Suddenly, the original intent of commandments and precepts became apparent; they give us a supportive framework to keep us in integrity whenever we are tempted to indulge the deficient self in ways that may harm ourselves or others. Just at that moment, my deficient self (keen to emphasise its deficiency, in case I’d forgotten) said Yes, but I made the wrong choices. Despite its protestations, it became very clear that all that matters is now, where the choice is being made. What are we choosing in this moment?

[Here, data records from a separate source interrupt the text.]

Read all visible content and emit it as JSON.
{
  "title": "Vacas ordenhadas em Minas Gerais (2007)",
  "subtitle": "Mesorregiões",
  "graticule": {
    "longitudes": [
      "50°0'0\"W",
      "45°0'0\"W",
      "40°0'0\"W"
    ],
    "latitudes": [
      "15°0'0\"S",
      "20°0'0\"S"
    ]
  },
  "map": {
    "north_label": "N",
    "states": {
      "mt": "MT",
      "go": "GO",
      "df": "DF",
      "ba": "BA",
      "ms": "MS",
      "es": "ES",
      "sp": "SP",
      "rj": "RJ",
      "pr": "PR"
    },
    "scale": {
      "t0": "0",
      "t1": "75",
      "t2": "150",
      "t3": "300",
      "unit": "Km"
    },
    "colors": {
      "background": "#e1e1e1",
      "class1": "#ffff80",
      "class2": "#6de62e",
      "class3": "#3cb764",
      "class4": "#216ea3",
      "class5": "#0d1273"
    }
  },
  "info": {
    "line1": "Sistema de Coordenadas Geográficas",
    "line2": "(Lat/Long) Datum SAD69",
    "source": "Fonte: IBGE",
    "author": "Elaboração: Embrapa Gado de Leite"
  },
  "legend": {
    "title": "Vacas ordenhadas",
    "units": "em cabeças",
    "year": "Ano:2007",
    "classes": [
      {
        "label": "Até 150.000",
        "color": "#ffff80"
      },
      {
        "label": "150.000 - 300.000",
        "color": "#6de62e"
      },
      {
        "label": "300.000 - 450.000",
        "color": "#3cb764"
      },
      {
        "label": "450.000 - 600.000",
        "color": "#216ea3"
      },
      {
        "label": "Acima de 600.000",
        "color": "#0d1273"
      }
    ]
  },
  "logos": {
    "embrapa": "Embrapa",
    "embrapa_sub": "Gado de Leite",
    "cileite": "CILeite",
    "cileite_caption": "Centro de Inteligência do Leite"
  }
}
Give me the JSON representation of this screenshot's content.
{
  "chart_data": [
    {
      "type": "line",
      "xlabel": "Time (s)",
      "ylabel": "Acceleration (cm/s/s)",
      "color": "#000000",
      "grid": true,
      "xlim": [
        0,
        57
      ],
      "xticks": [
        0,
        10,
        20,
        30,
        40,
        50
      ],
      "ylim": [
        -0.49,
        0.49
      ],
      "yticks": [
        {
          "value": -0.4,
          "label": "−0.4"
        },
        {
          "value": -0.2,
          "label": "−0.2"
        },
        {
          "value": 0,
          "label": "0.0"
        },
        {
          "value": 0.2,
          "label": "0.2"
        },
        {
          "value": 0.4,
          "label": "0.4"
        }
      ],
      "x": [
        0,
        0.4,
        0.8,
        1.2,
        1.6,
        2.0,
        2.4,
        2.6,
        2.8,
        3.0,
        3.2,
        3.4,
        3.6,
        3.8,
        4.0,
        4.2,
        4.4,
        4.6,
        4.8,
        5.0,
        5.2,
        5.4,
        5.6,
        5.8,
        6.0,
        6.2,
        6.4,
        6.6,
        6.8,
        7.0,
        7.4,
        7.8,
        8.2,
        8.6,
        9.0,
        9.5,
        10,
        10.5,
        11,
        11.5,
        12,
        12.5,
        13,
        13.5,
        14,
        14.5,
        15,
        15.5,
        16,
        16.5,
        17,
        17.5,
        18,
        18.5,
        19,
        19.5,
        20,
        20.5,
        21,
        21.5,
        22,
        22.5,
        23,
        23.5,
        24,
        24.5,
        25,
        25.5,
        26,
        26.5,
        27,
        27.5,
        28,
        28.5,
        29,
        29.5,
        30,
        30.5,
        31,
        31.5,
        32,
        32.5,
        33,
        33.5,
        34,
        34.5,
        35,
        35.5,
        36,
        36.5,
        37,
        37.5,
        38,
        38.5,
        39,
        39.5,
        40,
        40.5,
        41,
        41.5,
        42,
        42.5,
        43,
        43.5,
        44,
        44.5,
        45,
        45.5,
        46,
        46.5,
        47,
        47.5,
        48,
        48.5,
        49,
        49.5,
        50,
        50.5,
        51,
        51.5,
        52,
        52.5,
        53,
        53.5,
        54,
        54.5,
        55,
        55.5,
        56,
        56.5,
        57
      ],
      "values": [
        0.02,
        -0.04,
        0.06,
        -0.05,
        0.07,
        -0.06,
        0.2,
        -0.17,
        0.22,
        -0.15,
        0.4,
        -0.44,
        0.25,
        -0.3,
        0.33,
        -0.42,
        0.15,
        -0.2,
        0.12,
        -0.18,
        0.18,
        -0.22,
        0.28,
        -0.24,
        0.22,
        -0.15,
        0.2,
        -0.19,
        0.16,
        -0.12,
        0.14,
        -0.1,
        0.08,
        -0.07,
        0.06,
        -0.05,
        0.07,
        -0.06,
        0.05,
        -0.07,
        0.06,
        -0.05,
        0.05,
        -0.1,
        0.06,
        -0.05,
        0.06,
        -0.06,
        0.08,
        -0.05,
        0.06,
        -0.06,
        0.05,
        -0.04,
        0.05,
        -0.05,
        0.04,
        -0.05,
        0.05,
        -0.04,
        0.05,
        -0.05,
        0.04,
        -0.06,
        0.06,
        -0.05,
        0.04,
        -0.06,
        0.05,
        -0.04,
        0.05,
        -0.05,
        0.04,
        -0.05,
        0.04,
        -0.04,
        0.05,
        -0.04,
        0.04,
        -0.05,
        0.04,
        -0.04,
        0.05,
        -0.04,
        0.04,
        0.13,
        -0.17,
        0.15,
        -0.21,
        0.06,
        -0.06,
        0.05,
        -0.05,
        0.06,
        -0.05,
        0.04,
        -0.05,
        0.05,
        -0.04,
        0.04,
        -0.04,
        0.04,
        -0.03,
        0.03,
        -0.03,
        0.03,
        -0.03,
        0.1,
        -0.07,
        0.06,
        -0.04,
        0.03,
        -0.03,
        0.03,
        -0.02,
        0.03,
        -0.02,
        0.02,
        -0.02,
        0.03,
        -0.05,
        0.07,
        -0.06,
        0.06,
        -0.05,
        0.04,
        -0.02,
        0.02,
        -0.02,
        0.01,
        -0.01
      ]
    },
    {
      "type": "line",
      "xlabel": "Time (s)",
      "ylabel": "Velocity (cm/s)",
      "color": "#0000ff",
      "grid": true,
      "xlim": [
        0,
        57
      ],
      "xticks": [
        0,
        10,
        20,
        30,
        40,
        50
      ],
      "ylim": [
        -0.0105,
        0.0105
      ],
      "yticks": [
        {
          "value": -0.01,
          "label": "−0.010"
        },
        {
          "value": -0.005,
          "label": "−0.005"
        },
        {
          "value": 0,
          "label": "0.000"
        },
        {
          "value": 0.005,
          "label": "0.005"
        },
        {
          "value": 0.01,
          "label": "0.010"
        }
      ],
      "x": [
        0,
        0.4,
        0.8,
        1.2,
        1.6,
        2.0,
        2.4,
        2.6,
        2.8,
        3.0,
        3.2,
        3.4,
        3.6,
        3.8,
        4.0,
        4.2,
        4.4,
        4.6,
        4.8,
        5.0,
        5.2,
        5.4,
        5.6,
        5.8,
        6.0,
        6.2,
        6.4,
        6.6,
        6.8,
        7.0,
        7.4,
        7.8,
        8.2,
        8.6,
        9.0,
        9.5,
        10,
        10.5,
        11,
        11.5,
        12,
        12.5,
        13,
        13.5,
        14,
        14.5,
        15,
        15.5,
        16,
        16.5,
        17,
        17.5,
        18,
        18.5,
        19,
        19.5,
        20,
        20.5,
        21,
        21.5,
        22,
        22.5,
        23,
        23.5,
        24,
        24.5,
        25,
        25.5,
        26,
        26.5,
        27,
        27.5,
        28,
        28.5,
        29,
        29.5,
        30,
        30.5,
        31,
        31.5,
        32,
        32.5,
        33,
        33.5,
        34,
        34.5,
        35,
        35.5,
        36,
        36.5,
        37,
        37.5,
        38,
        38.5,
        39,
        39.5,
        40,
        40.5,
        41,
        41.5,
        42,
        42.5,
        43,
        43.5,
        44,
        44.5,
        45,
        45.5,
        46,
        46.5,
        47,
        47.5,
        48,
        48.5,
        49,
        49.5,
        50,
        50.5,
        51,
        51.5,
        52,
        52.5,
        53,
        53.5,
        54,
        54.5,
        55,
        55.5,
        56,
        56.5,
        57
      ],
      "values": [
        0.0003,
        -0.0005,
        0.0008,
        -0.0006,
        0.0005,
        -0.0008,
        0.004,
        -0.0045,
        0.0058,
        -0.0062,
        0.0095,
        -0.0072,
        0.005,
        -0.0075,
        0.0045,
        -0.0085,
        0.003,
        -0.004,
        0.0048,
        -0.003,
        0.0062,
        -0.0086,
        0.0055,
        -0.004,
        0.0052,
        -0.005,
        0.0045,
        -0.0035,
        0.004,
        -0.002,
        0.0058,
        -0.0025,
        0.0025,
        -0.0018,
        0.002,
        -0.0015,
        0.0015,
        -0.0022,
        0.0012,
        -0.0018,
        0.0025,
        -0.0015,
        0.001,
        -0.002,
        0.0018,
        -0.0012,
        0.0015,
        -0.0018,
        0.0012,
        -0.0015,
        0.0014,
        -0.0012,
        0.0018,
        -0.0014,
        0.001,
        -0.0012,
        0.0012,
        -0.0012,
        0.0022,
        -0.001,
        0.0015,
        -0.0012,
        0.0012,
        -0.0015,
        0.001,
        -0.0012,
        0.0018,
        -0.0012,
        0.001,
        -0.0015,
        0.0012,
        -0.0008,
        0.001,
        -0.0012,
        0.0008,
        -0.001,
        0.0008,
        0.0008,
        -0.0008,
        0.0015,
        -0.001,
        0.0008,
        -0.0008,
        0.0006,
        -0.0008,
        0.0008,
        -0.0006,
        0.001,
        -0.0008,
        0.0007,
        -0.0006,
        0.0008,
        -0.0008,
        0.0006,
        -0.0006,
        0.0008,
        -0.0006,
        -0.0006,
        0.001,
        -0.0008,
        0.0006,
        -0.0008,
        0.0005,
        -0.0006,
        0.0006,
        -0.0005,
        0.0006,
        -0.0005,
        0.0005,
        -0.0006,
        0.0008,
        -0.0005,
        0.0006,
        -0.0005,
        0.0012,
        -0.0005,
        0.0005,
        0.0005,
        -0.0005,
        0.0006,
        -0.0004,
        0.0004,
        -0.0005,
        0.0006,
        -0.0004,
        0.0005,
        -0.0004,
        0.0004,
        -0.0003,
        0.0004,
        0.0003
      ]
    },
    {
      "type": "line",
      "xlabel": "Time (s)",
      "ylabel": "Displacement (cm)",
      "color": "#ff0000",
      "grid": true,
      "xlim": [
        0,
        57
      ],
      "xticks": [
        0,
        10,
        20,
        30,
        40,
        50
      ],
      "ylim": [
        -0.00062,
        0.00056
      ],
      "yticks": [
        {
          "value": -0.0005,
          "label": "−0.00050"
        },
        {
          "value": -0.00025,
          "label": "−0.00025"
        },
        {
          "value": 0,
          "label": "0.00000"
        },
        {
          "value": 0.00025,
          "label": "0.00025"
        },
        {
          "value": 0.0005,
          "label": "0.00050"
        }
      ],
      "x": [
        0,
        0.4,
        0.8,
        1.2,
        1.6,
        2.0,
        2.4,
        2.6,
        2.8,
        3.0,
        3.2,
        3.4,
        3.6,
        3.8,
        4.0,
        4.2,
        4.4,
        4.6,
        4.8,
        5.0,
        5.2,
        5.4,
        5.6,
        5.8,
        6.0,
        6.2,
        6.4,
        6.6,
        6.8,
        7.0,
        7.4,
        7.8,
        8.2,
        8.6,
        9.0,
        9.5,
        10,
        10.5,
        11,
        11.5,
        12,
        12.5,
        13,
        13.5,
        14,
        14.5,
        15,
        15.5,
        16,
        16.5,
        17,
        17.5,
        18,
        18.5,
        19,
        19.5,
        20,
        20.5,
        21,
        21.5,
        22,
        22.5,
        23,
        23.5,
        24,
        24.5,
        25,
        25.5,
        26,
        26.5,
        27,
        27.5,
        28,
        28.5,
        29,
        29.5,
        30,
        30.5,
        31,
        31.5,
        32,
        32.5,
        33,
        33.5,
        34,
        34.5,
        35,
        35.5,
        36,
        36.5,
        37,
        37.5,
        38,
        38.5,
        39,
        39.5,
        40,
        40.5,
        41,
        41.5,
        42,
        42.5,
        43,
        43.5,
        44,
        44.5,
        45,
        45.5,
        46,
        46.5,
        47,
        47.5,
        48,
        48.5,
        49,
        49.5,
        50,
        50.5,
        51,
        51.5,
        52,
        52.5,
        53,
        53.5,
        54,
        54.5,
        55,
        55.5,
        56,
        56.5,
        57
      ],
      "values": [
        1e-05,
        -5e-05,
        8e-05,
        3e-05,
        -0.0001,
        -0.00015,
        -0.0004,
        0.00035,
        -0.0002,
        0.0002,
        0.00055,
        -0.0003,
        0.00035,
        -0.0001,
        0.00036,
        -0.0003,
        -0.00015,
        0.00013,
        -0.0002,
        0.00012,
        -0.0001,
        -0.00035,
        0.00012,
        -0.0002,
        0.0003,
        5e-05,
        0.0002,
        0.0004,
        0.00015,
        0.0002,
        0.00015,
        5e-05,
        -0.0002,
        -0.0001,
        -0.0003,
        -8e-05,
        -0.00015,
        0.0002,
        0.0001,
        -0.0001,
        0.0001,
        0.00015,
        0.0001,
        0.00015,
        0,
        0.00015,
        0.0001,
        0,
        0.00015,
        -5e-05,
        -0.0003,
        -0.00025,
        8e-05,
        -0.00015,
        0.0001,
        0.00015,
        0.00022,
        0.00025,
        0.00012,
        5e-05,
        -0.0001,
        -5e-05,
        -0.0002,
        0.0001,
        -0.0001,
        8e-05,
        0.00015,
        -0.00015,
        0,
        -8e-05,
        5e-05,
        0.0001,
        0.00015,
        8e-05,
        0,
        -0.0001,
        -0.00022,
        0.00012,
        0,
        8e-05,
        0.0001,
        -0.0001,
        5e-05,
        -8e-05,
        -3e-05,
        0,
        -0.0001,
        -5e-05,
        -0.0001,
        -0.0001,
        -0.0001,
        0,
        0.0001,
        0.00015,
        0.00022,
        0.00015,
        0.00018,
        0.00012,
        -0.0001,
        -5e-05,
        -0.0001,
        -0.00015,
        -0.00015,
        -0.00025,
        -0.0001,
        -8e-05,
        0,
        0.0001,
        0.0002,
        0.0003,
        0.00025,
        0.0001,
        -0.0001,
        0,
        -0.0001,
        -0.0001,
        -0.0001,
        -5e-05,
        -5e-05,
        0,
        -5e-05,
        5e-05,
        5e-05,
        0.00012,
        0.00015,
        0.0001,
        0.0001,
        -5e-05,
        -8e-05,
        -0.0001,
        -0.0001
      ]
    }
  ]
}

The deficient self is often lax and indulgent. It wants to treat itself because life is so _____ and it deserves more ______ (fill in the blanks). It has a tendency to talk or think endlessly about its past suffering or inevitable future calamities. It is good at indulging, justifying and punishing itself, often in equal measure. And our cultures cater to or even reward such behaviour. Expensive cosmetics ‘because we’re worth it’. Constant temptations – based on blatant appeals to our deficient selves – to have or get or be more or better.

As I inquired, it became clear that it is time for me to stop feeding or indulging the deficient self, and that this requires a modicum of self-discipline because the deficient self is, in part, a habit. A well-worn groove of choices made over and over again from a simple lack of awareness, a misunderstanding about who I really am. As I stayed with my experience of the deficient self in that moment – a feeling of immense hurt throughout my body – it became very clear that this feeling didn’t want cake, chocolate, television dramas, or any other kind of indulgence. It wanted goodness and a major change in perspective. It wanted to no longer be defined as a self. A sense of self-discipline or ‘moral fibre’ arose, a sense of being able to discern where goodness really lies in any given moment. I saw a cartoon-like image of a cage in a zoo, complete with the caption Do Not Feed the Deficient Self.

Since this session, I’ve noticed significant changes. The uneaten chocolate is sitting here on the shelf and the ‘I’ve been working hard so I need a reward’ snacking has ceased. I’ve had unexpected surges of physical energy and I’ve been moving and holding myself very differently – more upright, less apologetically, more solidly.

Inevitably, each time we unravel a sense of deficiency, we grow up a little more. We have fewer excuses to not be who we really are. We no longer feel as if we’re on the margins, defined by our suffering. We act in integrity much more of the time, and yield to the temptations and indulgences of the deficient self far less often. Our long-suffering bodies no longer have to bear the burdens of deficient choices and behaviours. We learn what it is to truly nourish ourselves. We come out of the cage of deficiency and fully into being, into life.